The Mystery of Choice
Chapter 3

Copyright© 2016 by Robert W. Chambers

Of all the seconds that tick the whole year through, of all the seconds that have slipped onward marking the beat of time since time was loosed, there is one, one brief moment, steeped in magic and heavy with oblivion, that sometimes lingers in the soul of man, annihilating space and time. If, at the feet of God, a year is a second passed unnoted, this magic second, afloat on the tide of time, moves on and on till, caught in the vortex of some life’s whirl, it sinks into the soul of a being near to death.

And in that soul the magic second glows and lingers, stretching into minutes, hours, days--aye, days and days, till, if the magic hold, the calm years crowd on one by one; and yet it all is but a second--that magic moment that comes on the tide of time--that came to me and was caught up in my life’s whirl as I fell, dropping there between sky and earth.

And so that magic moment grew to minutes, to hours; and when my body, whirling, pitching, struck and lay flung out on the earth, the magic second grew until the crystal days fell from my life, as beads, one by one, fall from the rosaries that saints tell kneeling.

Those days of a life that I have lived, those years that linger still aglow in the sun behind me, dim yet splendid as dust-dimmed jewels, they also have ended, not in vague night, but in the sunburst of another second--such a second as ticks from my watch as I write, quick, sharp, joyous, irrevocable! So, of that magic second, or day, or year, I shall tell--I, as I was, standing beside my body flung there across the earth.

I looked at my body, lying in a heap, then turned to the sand cliff smiling.

“Sweetheart!” I called.

But she was already at my side.

We walked on through fragrant pastures, watching the long shadows stretch from field to field, speaking of what had been and of all that was to be. It was so simple--everything was clear before us. Had there been doubts, fears, sudden alarms, startled heartbeats?

If there had been, now they were ended forever.

“Not forever,” said Sweetheart; “who knows how long the magic second may last?”

“But we--what difference can that make?” I asked.

“To us?”

“Yes.”

“None,” said Sweetheart decisively.

We looked out into the west. The sun turned to a mound of cinders; the hills loomed in opalescent steam.

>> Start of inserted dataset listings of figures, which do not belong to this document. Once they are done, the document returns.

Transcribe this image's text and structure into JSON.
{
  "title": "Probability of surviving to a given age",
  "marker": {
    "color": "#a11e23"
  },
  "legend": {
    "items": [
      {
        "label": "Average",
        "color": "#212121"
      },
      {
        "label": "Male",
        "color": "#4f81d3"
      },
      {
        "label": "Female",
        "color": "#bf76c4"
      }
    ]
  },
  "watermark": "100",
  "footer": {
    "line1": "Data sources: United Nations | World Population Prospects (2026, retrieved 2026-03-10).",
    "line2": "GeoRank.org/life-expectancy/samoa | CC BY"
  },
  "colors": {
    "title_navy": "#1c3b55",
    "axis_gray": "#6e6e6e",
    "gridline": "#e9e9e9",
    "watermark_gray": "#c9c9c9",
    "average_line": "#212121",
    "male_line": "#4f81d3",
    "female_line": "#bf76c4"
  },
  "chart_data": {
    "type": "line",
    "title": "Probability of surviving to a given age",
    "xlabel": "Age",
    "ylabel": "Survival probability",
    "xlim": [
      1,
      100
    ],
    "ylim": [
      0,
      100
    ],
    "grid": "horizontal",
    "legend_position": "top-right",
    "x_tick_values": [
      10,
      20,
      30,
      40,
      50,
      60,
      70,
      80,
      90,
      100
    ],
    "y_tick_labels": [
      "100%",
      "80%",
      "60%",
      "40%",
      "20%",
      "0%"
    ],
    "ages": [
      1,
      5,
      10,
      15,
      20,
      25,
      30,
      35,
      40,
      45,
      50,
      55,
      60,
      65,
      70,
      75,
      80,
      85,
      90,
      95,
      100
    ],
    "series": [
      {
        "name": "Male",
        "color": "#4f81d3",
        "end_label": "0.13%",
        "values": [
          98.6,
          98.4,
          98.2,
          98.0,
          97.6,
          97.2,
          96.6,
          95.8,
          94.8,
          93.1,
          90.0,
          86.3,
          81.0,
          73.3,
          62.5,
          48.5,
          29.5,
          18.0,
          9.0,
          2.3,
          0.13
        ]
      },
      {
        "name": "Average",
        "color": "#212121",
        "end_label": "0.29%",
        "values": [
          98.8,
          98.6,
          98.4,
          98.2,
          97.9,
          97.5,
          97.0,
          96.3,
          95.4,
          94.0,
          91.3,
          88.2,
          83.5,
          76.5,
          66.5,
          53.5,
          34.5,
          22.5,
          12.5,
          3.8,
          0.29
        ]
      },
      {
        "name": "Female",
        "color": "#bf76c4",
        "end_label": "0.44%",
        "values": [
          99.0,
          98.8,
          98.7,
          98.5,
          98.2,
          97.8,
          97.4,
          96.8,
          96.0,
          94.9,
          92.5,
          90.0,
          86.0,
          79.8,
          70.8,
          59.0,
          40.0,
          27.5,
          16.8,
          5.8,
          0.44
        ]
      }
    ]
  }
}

“But--but--your shadow!” said Sweetheart.

I bent my head, thrilled with happiness.

“And yours,” I whispered.

The shadows we cast were whiter than snow.

I still heard the hill winds, soft in my ears as breaking surf; a bird-note came from the dusky woodland; a star broke out overhead.

“What is your pleasure, Sweetheart, now all is said?” I asked.

“The world is all so fair,” she sighed; “is it fairer beyond the hills, Jack?”

“It is fair where you pass by, north, south, and from west to west again. In France the poplars are as yellow as our oaks. In Morbihan the gorse gilds all the hills, yellow as golden-rod. Shall we go?”

“But in the spring--let us wait until spring.”